[FEATURE] Implement Edge WebView for FIDO2 or Windows Hello Support

[Mac-Chiato]

A lot of modern companies require using FIDO2 for users or at least admins. Microsoft already migrated their own MG modules to work with authentication based on security keys etc. by moving from iexplore engine to Edge WebView. This does not work currently with pnp

Modern authentication should also be supported by PnP.

[gautamdsheth]

@Mac-Chiato - how do I get this screen in my tenant ? Can you point me to the docs for this, would help me better investigate and work on it.

[Mac-Chiato]

@gautamdsheth First off, you need a license that includes Conditional Access.

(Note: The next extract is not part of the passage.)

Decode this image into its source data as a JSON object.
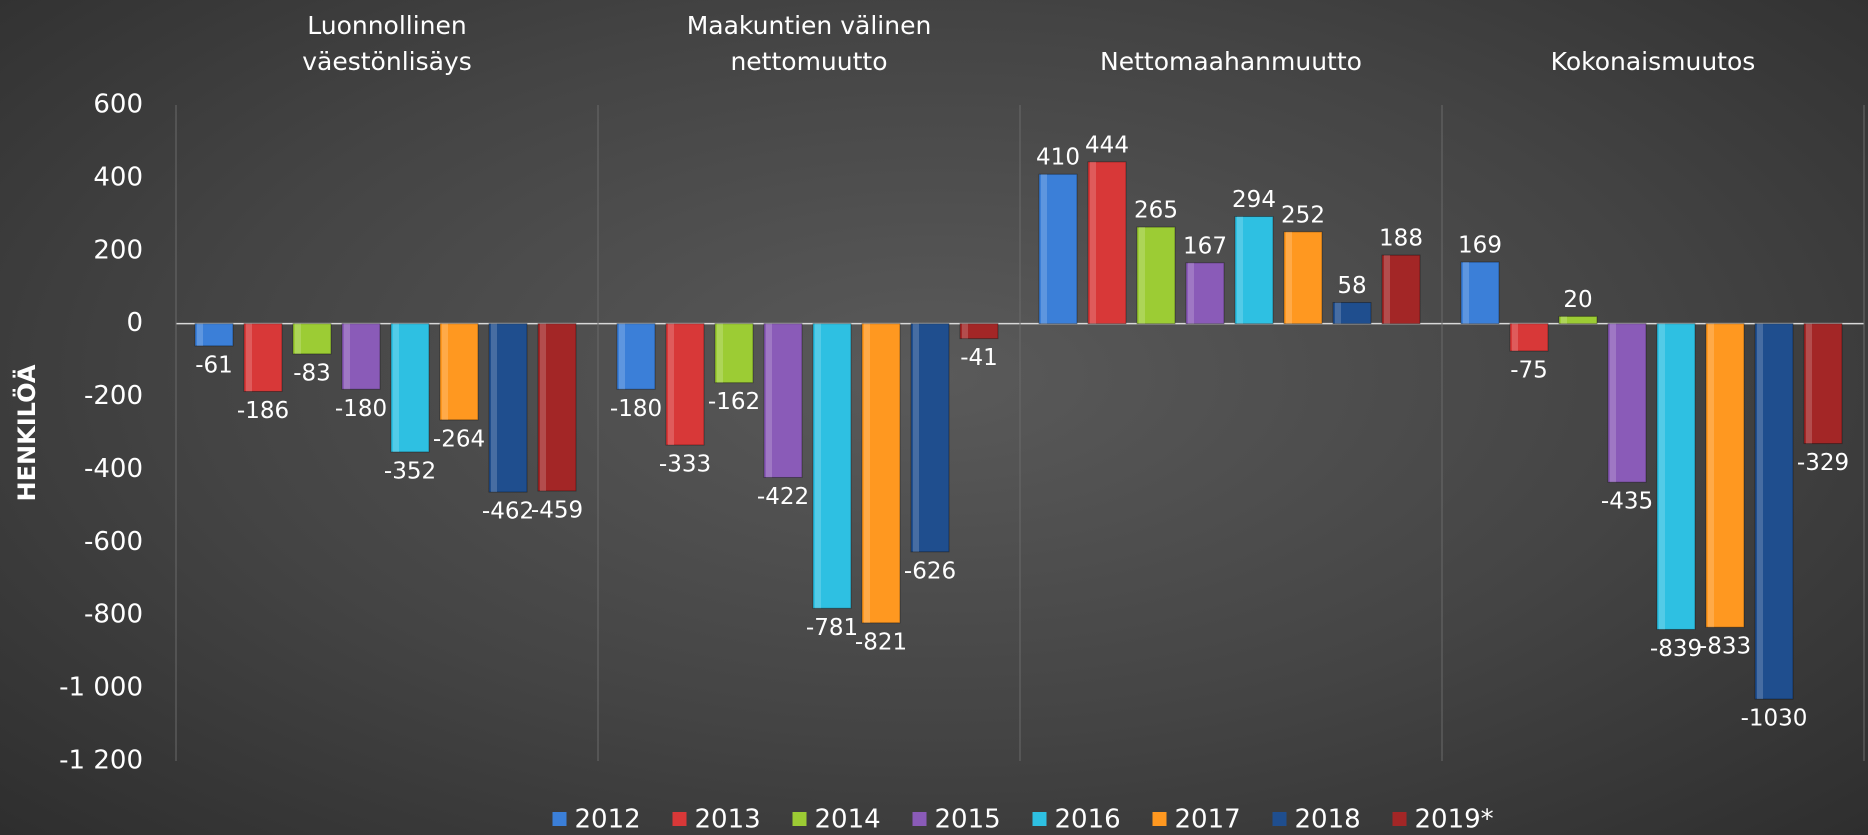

Then you can create a policy that blocks access if a defined level of authentication strength can not be garantueed. A description is here: https://learn.microsoft.com/en-us/entra/identity/authentication/concept-authentication-strengths

For developers, there are additional infos in this article: https://learn.microsoft.com/en-us/entra/identity-platform/support-fido2-authentication#desktop

[gautamdsheth]

Hello @Mac-Chiato , thanks for raising the feature request. Starting with tomorrow's nightly builds, we have added support for Windows Hello.

To use the , you will have to connect as below:

Connect-PnPOnline -Url <url> -Interactive -EnableLoginByWAM

This will open the windows auth broker instead of the popup. Hope it helps !

[ztrhgf]

There is no such thing as -EnableLoginByWAM?